Ci voleva un inglese, un artista visuale
di colore, un regista capace di raccontare crudamente il corpo come sacrificio
politico ("Hunger") e come disperazione erotica ("Shame"), per affrontare la
pagina più vergognosa della storia americana, i secoli della schiavitù che cancellarono i corpi e il cuore degli afroamericani: che Hollywood ha raramente
raccontato, e sempre con reticenza e
ipocrisia, dal romantico "Via col vento"
di Fleming al beffardo "Django Unchained" di Tarantino.
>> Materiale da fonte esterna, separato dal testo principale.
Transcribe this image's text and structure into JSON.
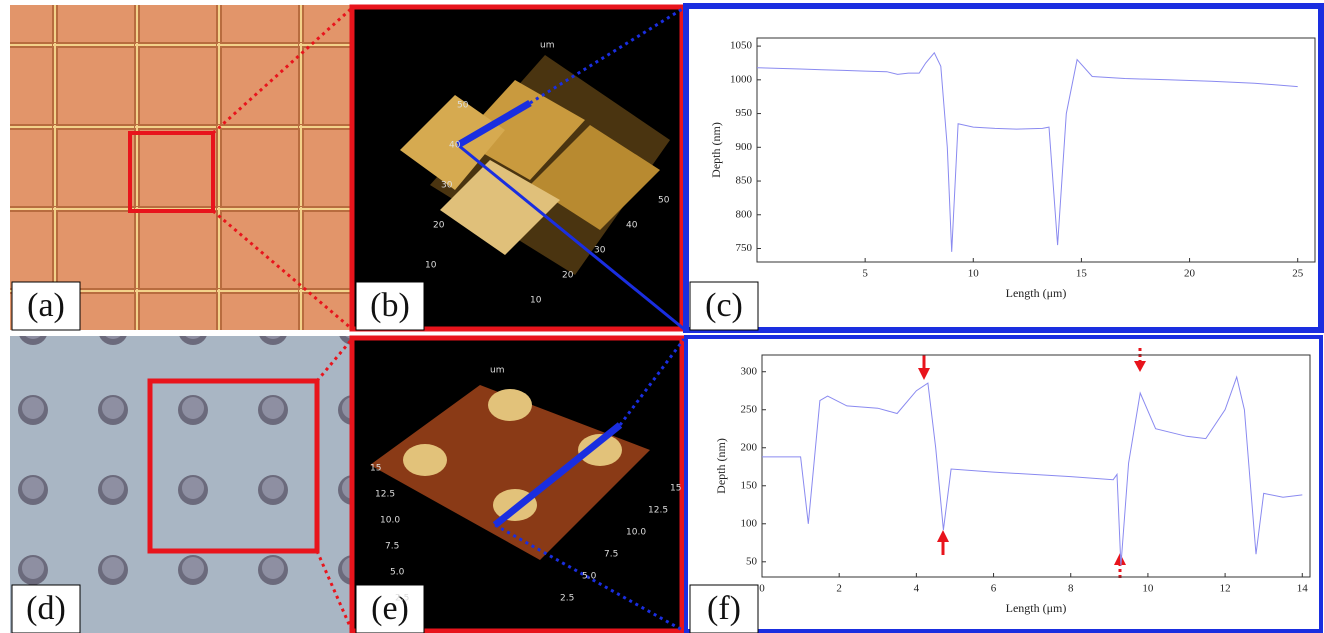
{
  "panels": {
    "labels": [
      "(a)",
      "(b)",
      "(c)",
      "(d)",
      "(e)",
      "(f)"
    ],
    "b_ticks": [
      "10",
      "20",
      "30",
      "40",
      "50"
    ],
    "b_unit": "um",
    "e_ticks": [
      "2.5",
      "5.0",
      "7.5",
      "10.0",
      "12.5",
      "15"
    ],
    "e_unit": "um"
  },
  "chart_data": [
    {
      "type": "line",
      "x_label": "Length (μm)",
      "y_label": "Depth (nm)",
      "x": [
        0,
        1,
        2,
        3,
        4,
        5,
        6,
        6.5,
        7,
        7.5,
        7.8,
        8.2,
        8.5,
        8.8,
        9.0,
        9.3,
        10,
        11,
        12,
        13.2,
        13.5,
        13.9,
        14.3,
        14.8,
        15.5,
        17,
        19,
        21,
        23,
        25
      ],
      "series": [
        {
          "color": "#8a8af0",
          "values": [
            1018,
            1017,
            1016,
            1015,
            1014,
            1013,
            1012,
            1008,
            1010,
            1010,
            1025,
            1040,
            1020,
            900,
            745,
            935,
            930,
            928,
            927,
            928,
            930,
            755,
            950,
            1030,
            1005,
            1002,
            1000,
            998,
            995,
            990
          ]
        }
      ],
      "xlim": [
        0,
        25.8
      ],
      "ylim": [
        730,
        1062
      ],
      "xticks": [
        5,
        10,
        15,
        20,
        25
      ],
      "yticks": [
        750,
        800,
        850,
        900,
        950,
        1000,
        1050
      ]
    },
    {
      "type": "line",
      "x_label": "Length (μm)",
      "y_label": "Depth (nm)",
      "x": [
        0,
        1.0,
        1.2,
        1.5,
        1.7,
        2.2,
        3,
        3.5,
        4.0,
        4.3,
        4.5,
        4.7,
        4.9,
        6,
        8,
        9.1,
        9.2,
        9.3,
        9.5,
        9.8,
        10.2,
        11,
        11.5,
        12,
        12.3,
        12.5,
        12.8,
        13.0,
        13.5,
        14
      ],
      "series": [
        {
          "color": "#8a8af0",
          "values": [
            188,
            188,
            100,
            262,
            268,
            255,
            252,
            245,
            275,
            285,
            200,
            92,
            172,
            168,
            162,
            158,
            165,
            45,
            180,
            272,
            225,
            215,
            212,
            250,
            293,
            250,
            60,
            140,
            135,
            138
          ]
        }
      ],
      "xlim": [
        0,
        14.2
      ],
      "ylim": [
        30,
        322
      ],
      "xticks": [
        0,
        2,
        4,
        6,
        8,
        10,
        12,
        14
      ],
      "yticks": [
        50,
        100,
        150,
        200,
        250,
        300
      ]
    }
  ]
}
Steve McQueen
si è ispirato a una delle rare testimonianze d'epoca da parte dei neri, le
memorie che Solomon Northup scrisse
dopo essere tornato libero, con il titolo
'12 anni schiavo' (edito adesso in Italia
da Newton Compton). Fu pubblicato
nel 1853, un anno dopo 'La capanna
dello zio Tom 'di Harriet Beecher
Stowe e otto anni prima dell'inizio della
sanguinosa guerra di Secessione, che
con la vittoria degli abolizionisti del
Nord, nel 1865, avrebbe reso illegale la
schiavitù. Il film è spietato, ha scene di
violenza fisica e psicologica quasi insopportabili, ma mai quanto fu nella
realtà: la sapienza del regista è quella di
darci un'opera di fattura classica come i
filmoni del passato, per attanagliarci
alla sorte di Solomon: che non vuole
solo sopravvivere come i suoi compagni.